Too often we correlate success with wealth. It’s an easy and quantifiable metric to wrap our minds around, but it can be highly misguiding. First, success is a relative word and its measurement depends largely on your definition. Money might be the sole metric for some, but it’s not the metric humanity cares about. Instead, we use impactful to describe some of history’s most notable.
“Will you be missed?” is a wonderful question if you want to, as Steve Jobs would say, put a “dent” in the universe. The title of richest guy in the graveyard means nothing, really. Touching the most lives, on the other hand, is an entirely different way to evaluate what it means to live a successful life. People like Jim Henson, a personal hero of mine, come to mind. Relative to a Wall Street exec, he took home peanuts, but Jim’s work has touched the lives of so many, and continues to fuel the imaginations of children globally.
Missed is a better metric because it requires output.
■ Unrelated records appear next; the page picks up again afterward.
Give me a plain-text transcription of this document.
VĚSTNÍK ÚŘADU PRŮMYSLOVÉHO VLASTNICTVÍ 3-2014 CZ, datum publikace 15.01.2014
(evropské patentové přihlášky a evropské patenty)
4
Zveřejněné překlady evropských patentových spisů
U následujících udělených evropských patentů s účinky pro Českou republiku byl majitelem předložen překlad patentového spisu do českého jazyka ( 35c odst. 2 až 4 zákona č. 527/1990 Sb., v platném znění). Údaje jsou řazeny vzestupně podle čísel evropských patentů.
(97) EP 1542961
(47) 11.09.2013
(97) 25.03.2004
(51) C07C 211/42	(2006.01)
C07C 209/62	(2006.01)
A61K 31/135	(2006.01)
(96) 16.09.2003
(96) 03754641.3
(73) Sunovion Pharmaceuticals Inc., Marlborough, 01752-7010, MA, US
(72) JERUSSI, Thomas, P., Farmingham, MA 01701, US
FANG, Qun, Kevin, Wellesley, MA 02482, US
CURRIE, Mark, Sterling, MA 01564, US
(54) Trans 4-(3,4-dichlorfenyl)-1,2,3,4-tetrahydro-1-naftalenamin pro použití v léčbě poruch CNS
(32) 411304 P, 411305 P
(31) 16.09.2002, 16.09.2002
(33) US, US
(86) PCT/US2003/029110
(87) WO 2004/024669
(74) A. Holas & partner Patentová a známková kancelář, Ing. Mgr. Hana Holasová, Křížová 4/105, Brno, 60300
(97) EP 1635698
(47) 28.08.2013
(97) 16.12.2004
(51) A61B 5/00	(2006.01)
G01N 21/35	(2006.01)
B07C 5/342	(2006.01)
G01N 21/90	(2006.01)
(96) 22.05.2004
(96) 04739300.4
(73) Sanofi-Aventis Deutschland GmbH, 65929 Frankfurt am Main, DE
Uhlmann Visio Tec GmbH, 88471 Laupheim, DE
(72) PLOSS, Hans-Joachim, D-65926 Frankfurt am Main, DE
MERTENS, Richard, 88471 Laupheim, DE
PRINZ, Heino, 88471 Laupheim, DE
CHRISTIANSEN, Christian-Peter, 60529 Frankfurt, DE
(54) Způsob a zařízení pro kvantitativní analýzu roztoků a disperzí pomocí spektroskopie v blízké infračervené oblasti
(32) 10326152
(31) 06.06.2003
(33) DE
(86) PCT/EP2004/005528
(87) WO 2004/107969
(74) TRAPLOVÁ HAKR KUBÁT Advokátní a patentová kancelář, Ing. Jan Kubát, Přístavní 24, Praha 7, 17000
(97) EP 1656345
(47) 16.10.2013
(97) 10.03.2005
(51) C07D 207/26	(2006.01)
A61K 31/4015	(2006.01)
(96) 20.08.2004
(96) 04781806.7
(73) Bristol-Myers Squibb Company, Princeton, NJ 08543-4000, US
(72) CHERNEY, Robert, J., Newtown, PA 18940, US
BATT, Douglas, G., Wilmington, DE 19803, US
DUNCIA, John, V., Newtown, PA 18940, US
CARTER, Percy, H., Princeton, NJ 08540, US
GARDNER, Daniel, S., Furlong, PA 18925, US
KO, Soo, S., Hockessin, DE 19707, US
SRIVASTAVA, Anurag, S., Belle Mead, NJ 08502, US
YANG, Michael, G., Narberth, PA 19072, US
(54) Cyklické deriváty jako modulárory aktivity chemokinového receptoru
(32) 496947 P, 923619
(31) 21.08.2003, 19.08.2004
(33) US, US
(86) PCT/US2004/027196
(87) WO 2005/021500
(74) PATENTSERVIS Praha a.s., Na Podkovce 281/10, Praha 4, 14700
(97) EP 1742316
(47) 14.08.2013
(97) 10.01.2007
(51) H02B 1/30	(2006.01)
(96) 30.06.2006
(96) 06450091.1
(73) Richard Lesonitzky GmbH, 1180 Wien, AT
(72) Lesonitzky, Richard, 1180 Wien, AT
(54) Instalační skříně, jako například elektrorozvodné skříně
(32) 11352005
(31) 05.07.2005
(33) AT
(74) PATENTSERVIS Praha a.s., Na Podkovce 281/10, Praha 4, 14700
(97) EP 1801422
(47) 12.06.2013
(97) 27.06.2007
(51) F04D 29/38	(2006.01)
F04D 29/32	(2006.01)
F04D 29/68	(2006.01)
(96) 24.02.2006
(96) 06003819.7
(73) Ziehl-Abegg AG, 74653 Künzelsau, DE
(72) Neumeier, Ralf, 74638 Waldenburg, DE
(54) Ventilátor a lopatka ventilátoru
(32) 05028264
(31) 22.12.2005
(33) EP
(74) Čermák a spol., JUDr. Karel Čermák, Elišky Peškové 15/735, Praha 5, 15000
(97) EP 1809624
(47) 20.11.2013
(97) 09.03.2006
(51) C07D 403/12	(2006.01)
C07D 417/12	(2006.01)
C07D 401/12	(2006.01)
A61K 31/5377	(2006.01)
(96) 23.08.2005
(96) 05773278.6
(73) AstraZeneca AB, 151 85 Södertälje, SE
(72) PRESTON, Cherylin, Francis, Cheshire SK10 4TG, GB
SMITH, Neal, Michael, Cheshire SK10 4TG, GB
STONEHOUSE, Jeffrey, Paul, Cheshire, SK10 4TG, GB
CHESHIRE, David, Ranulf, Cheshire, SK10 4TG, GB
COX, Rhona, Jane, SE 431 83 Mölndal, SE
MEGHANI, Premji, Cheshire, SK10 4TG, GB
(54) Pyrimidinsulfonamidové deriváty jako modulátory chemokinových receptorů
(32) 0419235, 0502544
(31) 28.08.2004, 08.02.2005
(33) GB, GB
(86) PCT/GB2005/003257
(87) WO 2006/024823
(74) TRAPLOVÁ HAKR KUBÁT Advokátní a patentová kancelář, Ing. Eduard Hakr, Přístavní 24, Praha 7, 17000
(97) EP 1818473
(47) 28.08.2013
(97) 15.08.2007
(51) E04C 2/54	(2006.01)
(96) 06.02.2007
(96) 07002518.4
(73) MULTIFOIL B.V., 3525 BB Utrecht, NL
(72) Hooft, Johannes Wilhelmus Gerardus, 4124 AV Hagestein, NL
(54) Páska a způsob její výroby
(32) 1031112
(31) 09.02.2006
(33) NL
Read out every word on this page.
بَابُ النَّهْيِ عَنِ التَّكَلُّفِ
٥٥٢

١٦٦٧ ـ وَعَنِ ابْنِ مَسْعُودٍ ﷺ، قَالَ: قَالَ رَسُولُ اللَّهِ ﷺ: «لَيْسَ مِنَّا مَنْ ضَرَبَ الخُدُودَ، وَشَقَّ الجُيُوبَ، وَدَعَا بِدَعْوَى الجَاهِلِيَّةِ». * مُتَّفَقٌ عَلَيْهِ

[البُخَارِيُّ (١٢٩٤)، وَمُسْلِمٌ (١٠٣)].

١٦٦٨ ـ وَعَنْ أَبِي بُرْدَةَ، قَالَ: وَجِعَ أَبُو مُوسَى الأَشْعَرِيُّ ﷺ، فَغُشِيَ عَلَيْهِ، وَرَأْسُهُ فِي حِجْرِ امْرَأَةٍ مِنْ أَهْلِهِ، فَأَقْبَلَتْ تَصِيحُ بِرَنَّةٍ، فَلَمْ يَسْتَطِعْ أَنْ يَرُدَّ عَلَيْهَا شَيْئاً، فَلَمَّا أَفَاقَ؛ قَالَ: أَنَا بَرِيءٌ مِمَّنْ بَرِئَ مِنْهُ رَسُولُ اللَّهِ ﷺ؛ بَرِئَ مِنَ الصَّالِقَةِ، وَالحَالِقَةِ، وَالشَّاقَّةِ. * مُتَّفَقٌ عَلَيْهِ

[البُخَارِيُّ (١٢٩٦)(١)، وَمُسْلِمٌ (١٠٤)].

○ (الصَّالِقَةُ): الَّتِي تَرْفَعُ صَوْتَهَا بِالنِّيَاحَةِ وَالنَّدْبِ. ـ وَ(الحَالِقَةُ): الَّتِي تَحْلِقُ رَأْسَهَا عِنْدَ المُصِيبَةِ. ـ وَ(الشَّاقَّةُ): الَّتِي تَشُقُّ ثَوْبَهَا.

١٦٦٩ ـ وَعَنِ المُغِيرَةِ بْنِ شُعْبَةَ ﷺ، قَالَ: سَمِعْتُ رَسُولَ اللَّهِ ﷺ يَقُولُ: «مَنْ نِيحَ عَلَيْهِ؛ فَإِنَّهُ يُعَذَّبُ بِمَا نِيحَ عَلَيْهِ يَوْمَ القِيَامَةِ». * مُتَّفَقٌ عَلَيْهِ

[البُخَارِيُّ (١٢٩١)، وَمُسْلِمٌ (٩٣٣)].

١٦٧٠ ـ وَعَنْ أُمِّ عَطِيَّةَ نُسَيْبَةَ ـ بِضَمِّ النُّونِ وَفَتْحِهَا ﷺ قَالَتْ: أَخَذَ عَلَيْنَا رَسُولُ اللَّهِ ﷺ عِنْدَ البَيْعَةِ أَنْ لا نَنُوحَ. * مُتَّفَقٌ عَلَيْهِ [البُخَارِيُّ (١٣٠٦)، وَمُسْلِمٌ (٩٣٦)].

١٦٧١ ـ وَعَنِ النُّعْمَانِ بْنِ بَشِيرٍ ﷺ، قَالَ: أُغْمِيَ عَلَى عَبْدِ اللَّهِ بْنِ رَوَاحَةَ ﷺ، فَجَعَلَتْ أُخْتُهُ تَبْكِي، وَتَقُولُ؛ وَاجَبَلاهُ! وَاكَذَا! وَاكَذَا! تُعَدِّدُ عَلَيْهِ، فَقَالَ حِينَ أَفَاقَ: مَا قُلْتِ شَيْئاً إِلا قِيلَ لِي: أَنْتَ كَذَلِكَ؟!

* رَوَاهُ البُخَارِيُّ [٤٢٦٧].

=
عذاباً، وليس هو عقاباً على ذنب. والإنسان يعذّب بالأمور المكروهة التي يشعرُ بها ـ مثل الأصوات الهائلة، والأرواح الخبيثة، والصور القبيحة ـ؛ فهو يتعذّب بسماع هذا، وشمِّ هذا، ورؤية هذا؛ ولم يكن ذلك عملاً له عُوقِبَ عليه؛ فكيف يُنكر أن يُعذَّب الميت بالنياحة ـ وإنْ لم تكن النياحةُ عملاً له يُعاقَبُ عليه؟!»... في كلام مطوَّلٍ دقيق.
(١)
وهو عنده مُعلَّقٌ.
This is why it’s important to be a creator rather than a consumer. When you put new ideas and things into the world, you become a producer of value in the lives of others. Do this prolifically and you’re definitely going to be noticed. Most likely, missed dearly.
Life is short. We don’t like to think about it, and even when we do, we never really assume our turn will come. But it will. Friends and family will mourn our passing, but will the world? I heard recently, “if you want to be a billionaire, help a billion people.” Don’t just miss others, get out there and be a maker. Most importantly, make us miss you.